As COVID-19 cases spiked in their areas, hospitals also have hired per diem nurses and retired nurses. In some particularly dire cases, the government sent in military and public health personnel. Massachusetts announced last month that hospitals there will reduce non-urgent procedures because of rising COVID cases and staff shortages.
The nation’s largest nurses union maintains that hospitals are suffering the consequences of the just-in-time staffing model they created to cut costs by keeping the number of full-time staff nurses as small as possible.
“This current staffing crisis is one of the hospital industry’s making,” Deborah Burger, president of National Nurses United, said in a written statement. “They need to take a long hard look at how their treatment of permanent staff and exploitation of the nursing ethos has inevitably led to this unsustainable model of staffing hospitals.”

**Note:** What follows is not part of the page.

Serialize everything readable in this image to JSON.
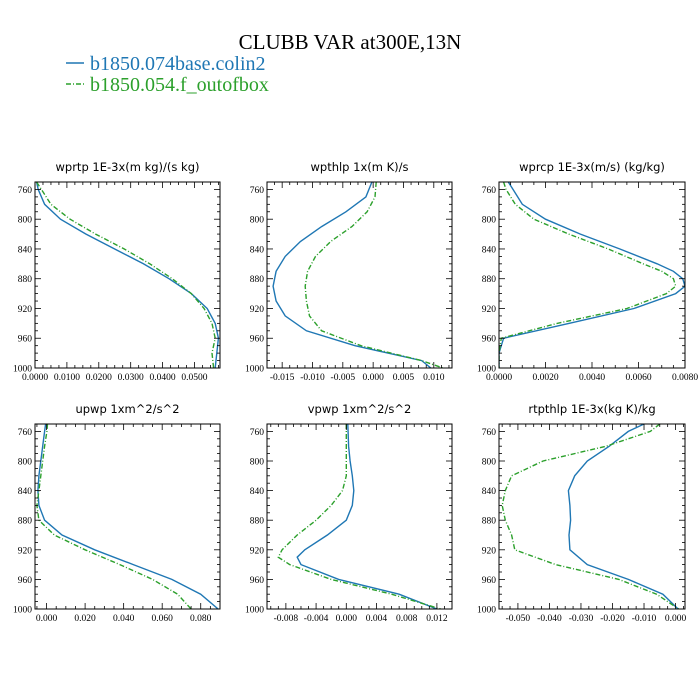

In the current crisis, these conditions have led to charges that travel companies are gouging hospitals. If there are staff shortages, hospitals must close beds. Four members of Congress last month asked Jeffrey Zients, the White House’s COVID-19 response team coordinator, to look at the issue, and in February the American Hospital Association complained to the Federal Trade Commission.
“The rates that are being paid and the amounts the nurses are making are frequently out of line with physicians,” Kahn said. “Those companies that have those nurses are in a position to gouge and leverage. I don’t think that can continue forever.”
Hospitals have been able to use government COVID relief funds to pay some of their expenses, but that may not always be the case, said the American Hospital Association’s Demehin.
Valdez of Ingenovis Health responded that “if you need the nurses to support patients and you need them there immediately, you’re going to have to pay to get them there, because they have so many different opportunities. It’s a high number, I recognize that. But it’s a higher cost not to get the services to the patients.”
Stow said he occasionally sees the conflict firsthand when he is working side by side with staff nurses, performing the same tasks for vastly greater pay.
“With any population of people you’ll get a couple here and there . . . They might show it a little bit and they might treat you a little differently,” he said.
“I think most of the nurses that you work with, they realize we’re not what caused this. We’re, as of right now, kind of a Band-Aid for the situation.”